Equivalently, writing $k=b$ gives

$$
\Pr\!\bigl(|X-\mu| \ge b\,\sigma\bigr) \le \frac{1}{b^2},
$$

and hence

$$
\Pr\!\bigl(|X-\mu| < b\,\sigma\bigr) \ge 1-\frac{1}{b^2}.
$$

Typical values (as in the notes):

| $b$ | $\Pr(|X-\mu| \ge b\sigma)$ | $\Pr(|X-\mu| < b\sigma)$ |
|---:|:---:|:---:|
| 1 | $\le 1$ | $\ge 0$ |
| 2 | $\le \tfrac14$ | $\ge \tfrac34$ |
| 3 | $\le \tfrac19$ | $\ge \tfrac89$ |

## One–point probability interval (single draw)

From Chebyshev's inequality,

$$
\Pr\!\bigl(\mu - b\sigma < X < \mu + b\sigma\bigr) \ge 1 - \frac{1}{b^2}.
$$

This rearranges the absolute deviation statement to a two–sided interval around $\mu$.

## Confidence interval for the mean with a single observation $(n=1)$

Using the same bound,

$$
\Pr\!\bigl(|X-\mu| < b\sigma\bigr) \ge 1 - \frac{1}{b^2},
$$

which is the same interval as above.

So we are at least $1 - \frac{1}{b^2}$ percent confident that the interval $(x - b\sigma, x + b\sigma)$ contains $\mu$.

## Confidence interval for the mean of $n$ i.i.d. observations (known $\sigma$)

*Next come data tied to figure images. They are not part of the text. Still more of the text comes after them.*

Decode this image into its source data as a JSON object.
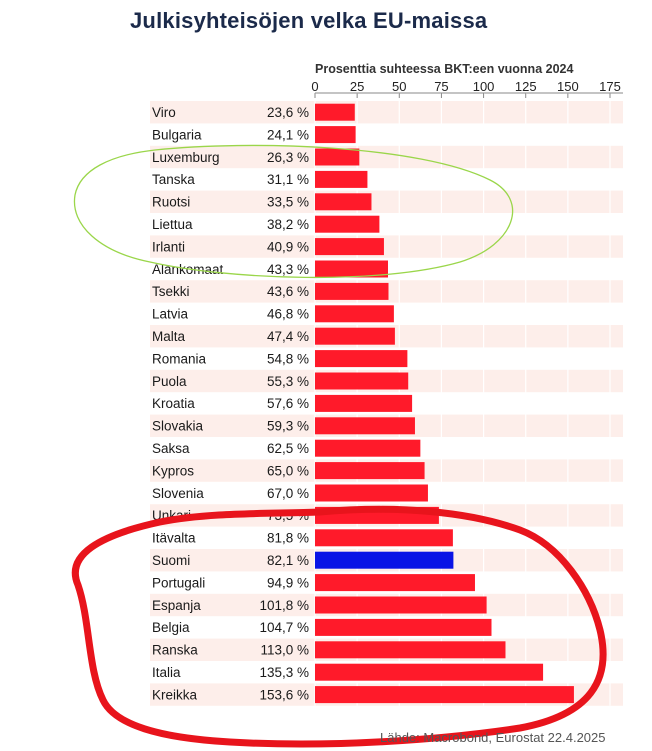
{
  "chart_data": {
    "type": "bar",
    "orientation": "horizontal",
    "title": "Julkisyhteisöjen velka EU-maissa",
    "subtitle": "Prosenttia suhteessa BKT:een vuonna 2024",
    "source": "Lähde: Macrobond, Eurostat 22.4.2025",
    "xlim": [
      0,
      175
    ],
    "ticks": [
      0,
      25,
      50,
      75,
      100,
      125,
      150,
      175
    ],
    "categories": [
      "Viro",
      "Bulgaria",
      "Luxemburg",
      "Tanska",
      "Ruotsi",
      "Liettua",
      "Irlanti",
      "Alankomaat",
      "Tsekki",
      "Latvia",
      "Malta",
      "Romania",
      "Puola",
      "Kroatia",
      "Slovakia",
      "Saksa",
      "Kypros",
      "Slovenia",
      "Unkari",
      "Itävalta",
      "Suomi",
      "Portugali",
      "Espanja",
      "Belgia",
      "Ranska",
      "Italia",
      "Kreikka"
    ],
    "values": [
      23.6,
      24.1,
      26.3,
      31.1,
      33.5,
      38.2,
      40.9,
      43.3,
      43.6,
      46.8,
      47.4,
      54.8,
      55.3,
      57.6,
      59.3,
      62.5,
      65.0,
      67.0,
      73.5,
      81.8,
      82.1,
      94.9,
      101.8,
      104.7,
      113.0,
      135.3,
      153.6
    ],
    "value_labels": [
      "23,6 %",
      "24,1 %",
      "26,3 %",
      "31,1 %",
      "33,5 %",
      "38,2 %",
      "40,9 %",
      "43,3 %",
      "43,6 %",
      "46,8 %",
      "47,4 %",
      "54,8 %",
      "55,3 %",
      "57,6 %",
      "59,3 %",
      "62,5 %",
      "65,0 %",
      "67,0 %",
      "73,5 %",
      "81,8 %",
      "82,1 %",
      "94,9 %",
      "101,8 %",
      "104,7 %",
      "113,0 %",
      "135,3 %",
      "153,6 %"
    ],
    "highlight_category": "Suomi",
    "colors": {
      "bar": "#ff1a2a",
      "highlight": "#0a14e6",
      "row_band": "#fdeeea",
      "annotation_green": "#9ad64a",
      "annotation_red": "#e8141c"
    }
  }
}
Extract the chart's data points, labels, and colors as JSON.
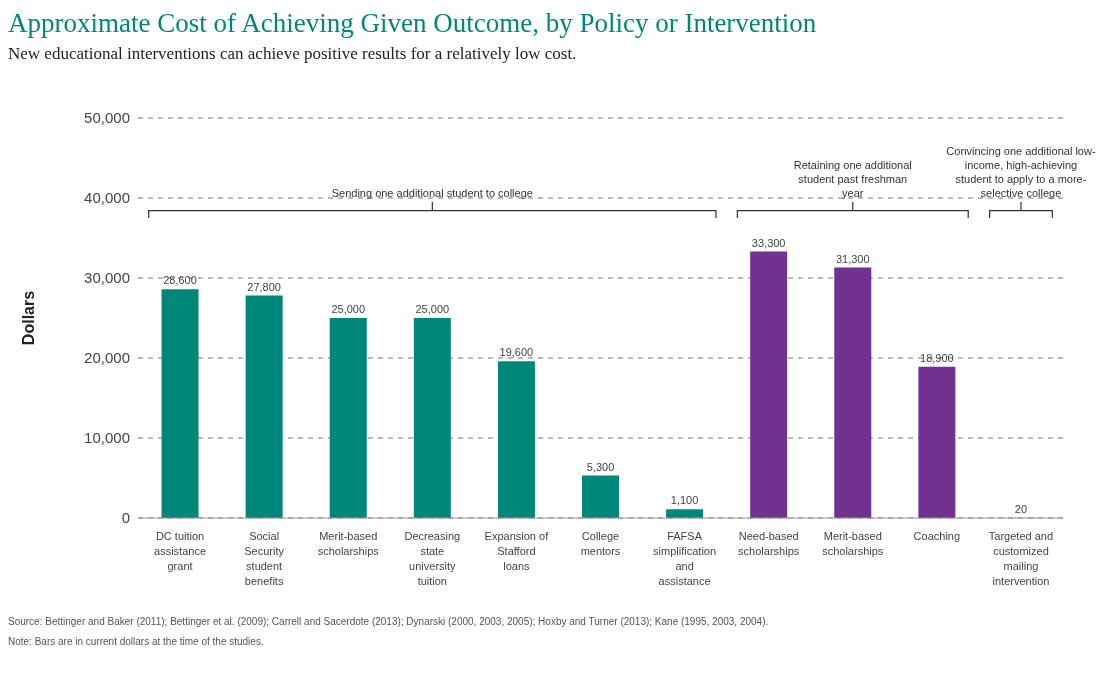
{
  "chart_data": {
    "type": "bar",
    "title": "Approximate Cost of Achieving Given Outcome, by Policy or Intervention",
    "subtitle": "New educational interventions can achieve positive results for a relatively low cost.",
    "ylabel": "Dollars",
    "categories": [
      "DC tuition assistance grant",
      "Social Security student benefits",
      "Merit-based scholarships",
      "Decreasing state university tuition",
      "Expansion of Stafford loans",
      "College mentors",
      "FAFSA simplification and assistance",
      "Need-based scholarships",
      "Merit-based scholarships",
      "Coaching",
      "Targeted and customized mailing intervention"
    ],
    "values": [
      28600,
      27800,
      25000,
      25000,
      19600,
      5300,
      1100,
      33300,
      31300,
      18900,
      20
    ],
    "value_labels": [
      "28,600",
      "27,800",
      "25,000",
      "25,000",
      "19,600",
      "5,300",
      "1,100",
      "33,300",
      "31,300",
      "18,900",
      "20"
    ],
    "colors": [
      "#00877a",
      "#00877a",
      "#00877a",
      "#00877a",
      "#00877a",
      "#00877a",
      "#00877a",
      "#70318f",
      "#70318f",
      "#70318f",
      "#8cb84a"
    ],
    "ylim": [
      0,
      50000
    ],
    "yticks": [
      {
        "value": 0,
        "label": "0"
      },
      {
        "value": 10000,
        "label": "10,000"
      },
      {
        "value": 20000,
        "label": "20,000"
      },
      {
        "value": 30000,
        "label": "30,000"
      },
      {
        "value": 40000,
        "label": "40,000"
      },
      {
        "value": 50000,
        "label": "50,000"
      }
    ],
    "grid": "y",
    "annotations": [
      "Sending one additional student to college",
      "Retaining one additional student past freshman year",
      "Convincing one additional low-income, high-achieving student to apply to a more-selective college",
      "Source: Bettinger and Baker (2011); Bettinger et al. (2009); Carrell and Sacerdote (2013); Dynarski (2000, 2003, 2005); Hoxby and Turner (2013); Kane (1995, 2003, 2004).",
      "Note: Bars are in current dollars at the time of the studies."
    ]
  }
}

Let $\bar X$ be the sample mean of $X_1,\dots,X_n$ with common mean $\mu$ and variance $\sigma^2$. Since $\mathrm{Var}(\bar X)=\sigma^2/n$, Chebyshev gives, for any $b>0$,

$$
\Pr\!\bigl(|\bar X - \mu| \le b\,\frac{\sigma}{\sqrt{n}}\bigr) \ge 1 - \frac{1}{b^2}.
$$

Equivalently, with probability at least $1-\frac{1}{b^2}$, the interval

$$
\left(\bar X - b\,\frac{\sigma}{\sqrt{n}},\ \bar X + b\,\frac{\sigma}{\sqrt{n}}\right)
$$

contains $\mu$.

### Example (from the notes)

Taking $b=2$ (and $\sigma$ known), a Chebyshev interval

$$
\left(\bar X - 2\,\frac{\sigma}{\sqrt{n}},\ \bar X + 2\,\frac{\sigma}{\sqrt{n}}\right)
$$

has **at least**

$$
1 - \frac{1}{2^2} = \frac{3}{4} = 75\%
$$

confidence.

> **Note:** Chebyshev bounds are distribution-free and can be very conservative.